= Rich King (sportscaster) =

American sports journalist (born 1947)

Rich King (born 1947 in Chicago, Illinois) is an American sports journalist who worked for CW affiliate and national cable superstation WGN-TV in Chicago, Illinois. He served as sports anchor for the station's 9 p.m. newscast on Saturday and Sunday evenings, and filed sports reports for the station's Sunday through Thursday evening newscasts. He retired on June 15, 2016, after 48 years in the business.

==Career==
King was born and raised on the South Side of Chicago, near Comiskey Park. He attended the De La Salle Institute and is a graduate of the University of Illinois at Chicago.

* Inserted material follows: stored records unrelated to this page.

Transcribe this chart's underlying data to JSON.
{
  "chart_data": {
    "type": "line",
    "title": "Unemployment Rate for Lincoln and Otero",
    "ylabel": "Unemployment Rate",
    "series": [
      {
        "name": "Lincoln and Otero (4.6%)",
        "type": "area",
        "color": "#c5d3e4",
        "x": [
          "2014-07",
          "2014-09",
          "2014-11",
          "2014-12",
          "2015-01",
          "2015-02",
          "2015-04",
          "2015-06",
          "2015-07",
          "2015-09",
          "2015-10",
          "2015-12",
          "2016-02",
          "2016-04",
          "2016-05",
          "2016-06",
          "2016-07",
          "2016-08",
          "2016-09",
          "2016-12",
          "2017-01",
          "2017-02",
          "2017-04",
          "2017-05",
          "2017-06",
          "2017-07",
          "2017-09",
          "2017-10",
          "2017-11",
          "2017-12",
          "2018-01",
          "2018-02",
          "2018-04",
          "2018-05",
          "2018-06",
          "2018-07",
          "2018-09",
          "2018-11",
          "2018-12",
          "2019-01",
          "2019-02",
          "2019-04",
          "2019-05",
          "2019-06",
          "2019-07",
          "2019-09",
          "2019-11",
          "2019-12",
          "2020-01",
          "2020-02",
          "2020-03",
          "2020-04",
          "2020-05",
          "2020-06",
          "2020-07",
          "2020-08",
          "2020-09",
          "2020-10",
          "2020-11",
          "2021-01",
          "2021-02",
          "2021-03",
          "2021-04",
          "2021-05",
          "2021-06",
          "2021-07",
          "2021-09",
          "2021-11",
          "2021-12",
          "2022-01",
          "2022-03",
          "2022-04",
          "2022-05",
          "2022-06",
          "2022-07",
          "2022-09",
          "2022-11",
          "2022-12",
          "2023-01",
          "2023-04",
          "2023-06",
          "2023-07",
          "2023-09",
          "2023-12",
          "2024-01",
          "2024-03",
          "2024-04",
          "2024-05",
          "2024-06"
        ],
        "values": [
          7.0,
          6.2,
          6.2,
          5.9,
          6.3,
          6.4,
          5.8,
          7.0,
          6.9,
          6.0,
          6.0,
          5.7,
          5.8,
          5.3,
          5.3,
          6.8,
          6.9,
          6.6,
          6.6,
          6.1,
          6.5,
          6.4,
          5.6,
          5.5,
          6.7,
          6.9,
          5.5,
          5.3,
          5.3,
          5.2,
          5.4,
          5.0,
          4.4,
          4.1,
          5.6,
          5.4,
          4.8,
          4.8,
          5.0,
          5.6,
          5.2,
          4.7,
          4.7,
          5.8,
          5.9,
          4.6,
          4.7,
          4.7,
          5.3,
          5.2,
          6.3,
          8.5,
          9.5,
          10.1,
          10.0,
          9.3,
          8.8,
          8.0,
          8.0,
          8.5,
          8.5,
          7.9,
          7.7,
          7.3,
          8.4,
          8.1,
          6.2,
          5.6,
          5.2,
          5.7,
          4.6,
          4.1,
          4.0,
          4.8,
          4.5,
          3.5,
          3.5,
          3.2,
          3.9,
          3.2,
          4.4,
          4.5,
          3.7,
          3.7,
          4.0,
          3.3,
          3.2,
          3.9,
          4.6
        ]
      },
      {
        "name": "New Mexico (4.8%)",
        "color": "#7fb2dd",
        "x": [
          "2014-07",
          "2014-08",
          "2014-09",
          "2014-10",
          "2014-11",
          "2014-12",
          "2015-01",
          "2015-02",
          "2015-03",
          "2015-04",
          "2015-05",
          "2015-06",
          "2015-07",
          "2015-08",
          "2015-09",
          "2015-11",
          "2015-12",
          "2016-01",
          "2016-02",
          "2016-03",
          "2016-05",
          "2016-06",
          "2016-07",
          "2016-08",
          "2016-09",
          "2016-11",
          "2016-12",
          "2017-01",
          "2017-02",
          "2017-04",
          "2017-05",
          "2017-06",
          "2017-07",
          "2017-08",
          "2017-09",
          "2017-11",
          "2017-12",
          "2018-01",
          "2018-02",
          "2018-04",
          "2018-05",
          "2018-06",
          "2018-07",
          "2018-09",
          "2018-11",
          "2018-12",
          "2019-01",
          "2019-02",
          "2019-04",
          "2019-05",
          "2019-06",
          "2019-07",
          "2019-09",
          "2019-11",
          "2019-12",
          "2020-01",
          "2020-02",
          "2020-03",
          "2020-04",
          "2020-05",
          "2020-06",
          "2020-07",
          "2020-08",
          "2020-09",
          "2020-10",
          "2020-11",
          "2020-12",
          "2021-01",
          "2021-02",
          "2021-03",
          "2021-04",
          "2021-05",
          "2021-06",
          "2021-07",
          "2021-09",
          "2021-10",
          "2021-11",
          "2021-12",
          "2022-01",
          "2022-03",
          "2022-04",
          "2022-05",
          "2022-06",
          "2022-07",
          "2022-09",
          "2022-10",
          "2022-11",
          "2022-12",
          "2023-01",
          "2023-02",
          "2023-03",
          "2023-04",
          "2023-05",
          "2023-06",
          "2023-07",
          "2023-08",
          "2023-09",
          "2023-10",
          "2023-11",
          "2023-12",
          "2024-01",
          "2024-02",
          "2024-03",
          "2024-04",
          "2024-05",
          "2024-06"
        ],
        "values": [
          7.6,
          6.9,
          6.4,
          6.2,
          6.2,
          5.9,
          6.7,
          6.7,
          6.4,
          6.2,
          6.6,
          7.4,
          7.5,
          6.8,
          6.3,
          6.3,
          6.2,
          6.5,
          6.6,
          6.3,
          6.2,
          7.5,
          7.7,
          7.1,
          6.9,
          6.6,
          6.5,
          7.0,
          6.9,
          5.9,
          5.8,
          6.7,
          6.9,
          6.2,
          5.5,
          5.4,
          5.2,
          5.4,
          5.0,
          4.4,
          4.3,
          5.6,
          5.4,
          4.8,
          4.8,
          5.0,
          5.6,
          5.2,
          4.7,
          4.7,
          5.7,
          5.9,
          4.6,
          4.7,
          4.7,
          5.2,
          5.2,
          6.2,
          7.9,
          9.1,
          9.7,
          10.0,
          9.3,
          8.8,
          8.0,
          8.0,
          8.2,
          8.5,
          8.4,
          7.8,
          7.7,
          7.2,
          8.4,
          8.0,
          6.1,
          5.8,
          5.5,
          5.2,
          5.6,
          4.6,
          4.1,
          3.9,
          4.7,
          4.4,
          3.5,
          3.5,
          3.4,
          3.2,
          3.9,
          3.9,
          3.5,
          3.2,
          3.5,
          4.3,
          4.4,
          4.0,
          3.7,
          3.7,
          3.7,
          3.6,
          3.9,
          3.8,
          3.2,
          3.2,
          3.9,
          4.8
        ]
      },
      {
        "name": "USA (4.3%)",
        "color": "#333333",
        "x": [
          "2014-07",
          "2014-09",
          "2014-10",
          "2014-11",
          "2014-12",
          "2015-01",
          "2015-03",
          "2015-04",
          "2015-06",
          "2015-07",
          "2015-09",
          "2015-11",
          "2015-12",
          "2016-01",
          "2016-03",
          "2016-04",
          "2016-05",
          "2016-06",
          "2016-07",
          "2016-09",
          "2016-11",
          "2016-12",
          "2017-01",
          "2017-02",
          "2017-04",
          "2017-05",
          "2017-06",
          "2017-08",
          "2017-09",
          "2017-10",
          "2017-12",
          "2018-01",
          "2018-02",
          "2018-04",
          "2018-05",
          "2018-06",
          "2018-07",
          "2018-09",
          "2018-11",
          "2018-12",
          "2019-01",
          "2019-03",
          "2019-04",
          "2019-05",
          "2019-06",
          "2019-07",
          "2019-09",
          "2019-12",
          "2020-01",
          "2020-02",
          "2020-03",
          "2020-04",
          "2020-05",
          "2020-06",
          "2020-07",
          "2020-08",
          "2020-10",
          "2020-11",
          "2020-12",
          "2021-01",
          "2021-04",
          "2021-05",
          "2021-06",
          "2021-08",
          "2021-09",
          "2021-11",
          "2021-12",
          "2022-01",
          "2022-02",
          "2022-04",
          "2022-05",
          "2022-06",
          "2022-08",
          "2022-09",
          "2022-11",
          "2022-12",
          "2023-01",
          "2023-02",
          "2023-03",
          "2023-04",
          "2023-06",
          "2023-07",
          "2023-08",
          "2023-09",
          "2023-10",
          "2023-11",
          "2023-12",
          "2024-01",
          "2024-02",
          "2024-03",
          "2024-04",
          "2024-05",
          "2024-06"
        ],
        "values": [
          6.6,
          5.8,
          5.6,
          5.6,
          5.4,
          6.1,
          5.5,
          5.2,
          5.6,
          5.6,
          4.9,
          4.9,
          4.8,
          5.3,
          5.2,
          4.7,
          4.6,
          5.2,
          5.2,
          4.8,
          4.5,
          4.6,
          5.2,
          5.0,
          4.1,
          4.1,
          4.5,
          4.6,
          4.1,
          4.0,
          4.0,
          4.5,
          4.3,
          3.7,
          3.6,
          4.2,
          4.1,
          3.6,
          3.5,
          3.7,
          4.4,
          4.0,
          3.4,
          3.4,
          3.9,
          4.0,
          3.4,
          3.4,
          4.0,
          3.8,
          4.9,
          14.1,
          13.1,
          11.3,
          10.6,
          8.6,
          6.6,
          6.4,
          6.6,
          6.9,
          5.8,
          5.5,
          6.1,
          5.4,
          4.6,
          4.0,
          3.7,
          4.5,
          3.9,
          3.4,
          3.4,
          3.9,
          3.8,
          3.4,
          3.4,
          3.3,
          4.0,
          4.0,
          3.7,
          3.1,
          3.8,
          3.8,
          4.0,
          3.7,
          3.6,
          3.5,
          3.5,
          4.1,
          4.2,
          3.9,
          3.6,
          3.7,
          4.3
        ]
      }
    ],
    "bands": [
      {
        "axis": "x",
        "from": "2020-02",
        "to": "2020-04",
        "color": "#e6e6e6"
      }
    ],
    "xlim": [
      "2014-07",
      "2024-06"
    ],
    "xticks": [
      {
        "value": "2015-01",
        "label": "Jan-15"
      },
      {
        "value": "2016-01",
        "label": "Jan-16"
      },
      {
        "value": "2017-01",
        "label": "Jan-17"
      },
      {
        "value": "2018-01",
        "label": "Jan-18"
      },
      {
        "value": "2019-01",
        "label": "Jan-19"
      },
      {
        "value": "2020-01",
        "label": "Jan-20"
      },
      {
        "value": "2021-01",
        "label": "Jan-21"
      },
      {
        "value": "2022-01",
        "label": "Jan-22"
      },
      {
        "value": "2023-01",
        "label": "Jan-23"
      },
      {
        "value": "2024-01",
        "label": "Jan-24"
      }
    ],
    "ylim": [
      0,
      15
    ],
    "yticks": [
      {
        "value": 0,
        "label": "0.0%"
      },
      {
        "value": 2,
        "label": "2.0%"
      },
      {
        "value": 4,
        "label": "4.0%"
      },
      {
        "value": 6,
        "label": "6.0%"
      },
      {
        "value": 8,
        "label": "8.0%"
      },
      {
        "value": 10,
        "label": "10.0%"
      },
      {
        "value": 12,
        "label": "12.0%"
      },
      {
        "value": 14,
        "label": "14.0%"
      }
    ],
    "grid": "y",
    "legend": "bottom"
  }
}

King started his broadcast career in 1968 as an intern for WGN, who hired him as a writer and producer the following year. In 1970, Rich moved to radio station WBBM (AM) as a writer and producer, before becoming the assistant news director and managing editor two years later in 1972. In 1974, King became an on-air sportscaster along with being a color commentator and play-by-play announcer for the Chicago White Sox baseball club for the 1980 and 1981 seasons. In January 1985, he was promoted to sports director at WBBM radio and remained in that position until he joined CBS owned-and-operated station WBBM-TV. King returned to WGN-TV in an on-camera position as a sports reporter and anchor in August 1991. After a 1994 reader poll, the Chicago Sun-Times reported that viewers appreciated the "down-to-earth, no-hype styles" of King and his fellow WGN sports anchor Dan Roan.

==Other work==
King has served on the Board of Directors for the Chicago Lighthouse for the Blind and the communications committee of the American Cancer Society.

==="My Maggie"===
King also authored a novel entitled My Maggie, which was published in October 2007 under King Books. The book centers on the story of King's late wife and childhood sweetheart Maggie Smith, who was diagnosed with hearing loss at the age of four, and whom he referred to as "an awkward tomboy with hearing aid wires tangled in her dress at the play lot" and later "a blossoming beauty." King and Smith married in 1970; they and were married for 32 years until she died as a result of cancer in 2002, after having fought the disease two previous times. 75% of royalties from the book went to the American Cancer Society and the Chicago Lighthouse for the Blind.

==Back in the Game==
In 2015, King's second book, Back in the Game, was published by Eckhartz Press. The book is about his second wife and life after Maggie.

==Awards and recognition==
King was recognized for his achievement in sportscasting. In 1989, he had the highest approval rating (75%) among local television and radio sports reporters in a Chicago Sun-Times readers poll. He was named "Sportscaster of the Year" by the Illinois Broadcasters Association in 1991. He also won awards from the Illinois chapters of the Associated Press and United Press International for his sportscasts. In 1998, King was honored with a Regional Emmy for his coverage of the Chicago Bulls basketball team.